Les femmes au travail
"Les responsables du programme sont en fait des femmes. C'est une décision délibérée, car nous avons réalisé que le changement climatique a un impact plus important sur les femmes, bien qu'elles ne descendent pas dans la rue pour se plaindre".
Sketa Imelaisa, membre de la communauté de la zone de conservation, estime que le projet aura un impact positif significatif.
"Parfois, la sécheresse nous accable. Nous avons du bétail et il n'y a nulle part où le faire paître, mais dans les années à venir, nous voyons que cette herbe va nous aider en tant que peuple masaï", explique Sketa Imelaisa.
"Pendant les saisons sèches, nous avions l'habitude d'acheter de l'herbe.
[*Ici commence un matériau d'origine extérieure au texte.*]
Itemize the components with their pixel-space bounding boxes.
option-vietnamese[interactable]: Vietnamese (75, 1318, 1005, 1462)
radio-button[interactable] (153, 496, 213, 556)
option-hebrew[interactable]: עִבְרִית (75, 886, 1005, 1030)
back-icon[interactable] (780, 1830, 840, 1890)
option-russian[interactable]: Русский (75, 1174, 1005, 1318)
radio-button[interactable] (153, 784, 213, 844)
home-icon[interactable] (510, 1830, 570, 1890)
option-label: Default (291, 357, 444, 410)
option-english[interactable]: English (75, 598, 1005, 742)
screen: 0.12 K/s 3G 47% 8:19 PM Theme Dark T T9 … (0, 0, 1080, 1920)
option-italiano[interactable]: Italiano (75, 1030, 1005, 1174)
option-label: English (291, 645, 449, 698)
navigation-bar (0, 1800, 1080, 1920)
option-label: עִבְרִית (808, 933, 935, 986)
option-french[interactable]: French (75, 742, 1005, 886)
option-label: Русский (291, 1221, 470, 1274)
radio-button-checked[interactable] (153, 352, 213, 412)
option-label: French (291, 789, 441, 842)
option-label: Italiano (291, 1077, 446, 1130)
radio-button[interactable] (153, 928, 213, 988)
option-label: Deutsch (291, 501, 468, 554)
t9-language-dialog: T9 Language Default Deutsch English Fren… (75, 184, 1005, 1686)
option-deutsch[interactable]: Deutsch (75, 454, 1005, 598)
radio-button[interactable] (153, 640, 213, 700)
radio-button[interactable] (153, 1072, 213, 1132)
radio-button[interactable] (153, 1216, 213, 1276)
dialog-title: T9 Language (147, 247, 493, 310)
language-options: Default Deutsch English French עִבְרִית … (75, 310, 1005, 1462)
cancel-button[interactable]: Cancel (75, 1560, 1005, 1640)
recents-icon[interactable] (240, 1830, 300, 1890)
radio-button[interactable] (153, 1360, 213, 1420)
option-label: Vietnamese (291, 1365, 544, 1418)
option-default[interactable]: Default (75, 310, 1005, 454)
Si vous n'aviez pas d'argent, vous pouviez même être tenté de voler parce que vous aviez besoin d'herbe pour vos vaches mais que vous ne pouviez pas vous l'offrir", ajoute Purity Seya.
"Lorsque les vaches viendront ici, elles seront satisfaites et nous obtiendrons du lait pour subvenir aux besoins de nos enfants. Nous gagnerons également de l'argent pour soutenir nos groupes, et nos enfants pourront aller à l'école".